In an event loosely inspired by Critical Mass, cyclists in Cedar Rapids, Iowa rode the city’s first “Bike Lane Friday” on March 28th.
Over two dozen cyclists, most members of local bike clubs, rode on four-lane arterial roads, occupying the entire right-hand lane. The purpose of the ride was to make the point that cyclists, whether riding singly or in groups, are entitled to the full width of a traffic lane, and motorists should move into the other lane when passing, rather than trying to squeeze by within the same lane.
The cyclists reported supportive waves and honks during their ride, with only one abusive motorist shouting for them to “get off the road”, a common refrain heard from drivers everywhere.

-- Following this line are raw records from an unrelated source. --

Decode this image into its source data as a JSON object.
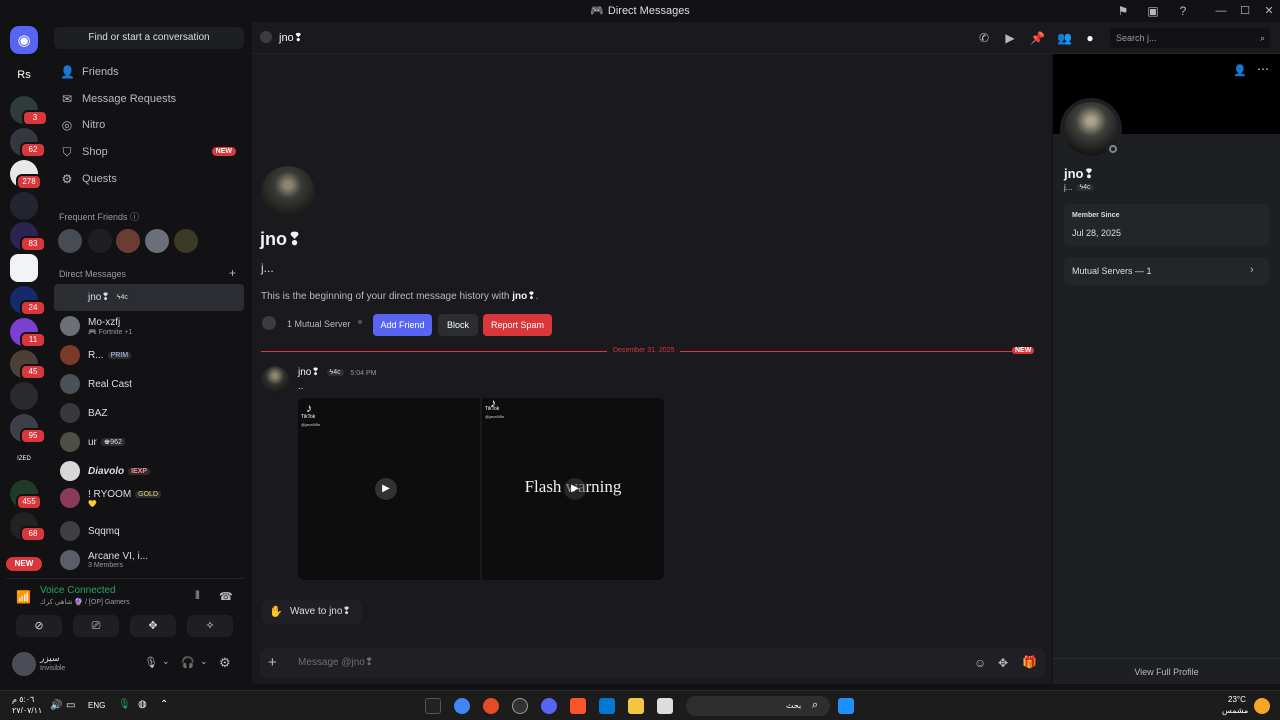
{
  "window": {
    "title": "Direct Messages"
  },
  "sidebar": {
    "search_placeholder": "Find or start a conversation",
    "nav": [
      {
        "label": "Friends",
        "icon": "friends-icon"
      },
      {
        "label": "Message Requests",
        "icon": "mail-icon"
      },
      {
        "label": "Nitro",
        "icon": "nitro-icon"
      },
      {
        "label": "Shop",
        "icon": "shop-icon",
        "badge": "NEW"
      },
      {
        "label": "Quests",
        "icon": "quests-icon"
      }
    ],
    "frequent_friends_label": "Frequent Friends",
    "direct_messages_label": "Direct Messages",
    "dms": [
      {
        "name": "jno❢",
        "tag": "ϟ4c",
        "sub": ""
      },
      {
        "name": "Mo-xzfj",
        "tag": "",
        "sub": "🎮 Fortnite +1"
      },
      {
        "name": "R...",
        "tag": "PRIM",
        "sub": ""
      },
      {
        "name": "Real Cast",
        "tag": "",
        "sub": ""
      },
      {
        "name": "BAZ",
        "tag": "",
        "sub": ""
      },
      {
        "name": "ur",
        "tag": "♚962",
        "sub": ""
      },
      {
        "name": "Diavolo",
        "tag": "IEXP",
        "sub": ""
      },
      {
        "name": "! RYOOM",
        "tag": "GOLD",
        "sub": "💛"
      },
      {
        "name": "Sqqmq",
        "tag": "",
        "sub": ""
      },
      {
        "name": "Arcane VI, i...",
        "tag": "",
        "sub": "3 Members"
      }
    ]
  },
  "servers": {
    "badges": [
      "3",
      "62",
      "278",
      "83",
      "24",
      "11",
      "45",
      "95",
      "455",
      "68"
    ],
    "rs_label": "Rs",
    "ized_label": "IZED",
    "new_label": "NEW"
  },
  "voice": {
    "status": "Voice Connected",
    "channel": "شاهي كرك 🔮 / [OP] Gamers"
  },
  "user": {
    "name": "سيزر",
    "status": "Invisible"
  },
  "header": {
    "recipient": "jno❢",
    "search_placeholder": "Search j..."
  },
  "intro": {
    "display_name": "jno❢",
    "username": "j...",
    "beginning_text_prefix": "This is the beginning of your direct message history with ",
    "beginning_text_name": "jno❢",
    "beginning_text_suffix": ".",
    "mutual": "1 Mutual Server",
    "add_friend": "Add Friend",
    "block": "Block",
    "report_spam": "Report Spam"
  },
  "divider": {
    "date": "December 31, 2025",
    "new": "NEW"
  },
  "message": {
    "author": "jno❢",
    "tag": "ϟ4c",
    "time": "5:04 PM",
    "text": "..",
    "video1": {
      "brand": "TikTok",
      "handle": "@jana9l5e"
    },
    "video2": {
      "brand": "TikTok",
      "handle": "@jana9l5e",
      "overlay": "Flash warning"
    }
  },
  "wave_label": "Wave to jno❢",
  "composer": {
    "placeholder": "Message @jno❢"
  },
  "profile": {
    "display_name": "jno❢",
    "username": "j...",
    "tag": "ϟ4c",
    "member_since_label": "Member Since",
    "member_since": "Jul 28, 2025",
    "mutual_servers": "Mutual Servers — 1",
    "view_full": "View Full Profile"
  },
  "taskbar": {
    "time": "٥:٠٦ م",
    "date": "٢٧/٠٧/١١",
    "lang": "ENG",
    "search_placeholder": "بحث",
    "weather_temp": "23°C",
    "weather_label": "مشمس"
  },
  "colors": {
    "accent": "#5865f2",
    "danger": "#da373c",
    "voice_green": "#23a55a"
  }
}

Comments on the local newspaper’s web site were less encouraging: “Exercise and enjoy bicycling elsewhere – OFF THE MAIN THOROUGHFARES!” and “I hate to see bikes and joggers on main roads like this. We spend millions of dollars on public trails, yet people still feel the need to exercise on main roads.”
Local cyclists are hopeful that Bike Lane Friday becomes a regular monthly tradition, a way to politely celebrate and demonstrate their rights to the road, and an encouragement for potential riders to use their bicycles for both recreation and basic transportation.
That sounds like a worthy goal, and perhaps cyclists in other communities should consider their own versions of Bike Lane Friday, a safe, legal, and less confrontational version of Critical Mass.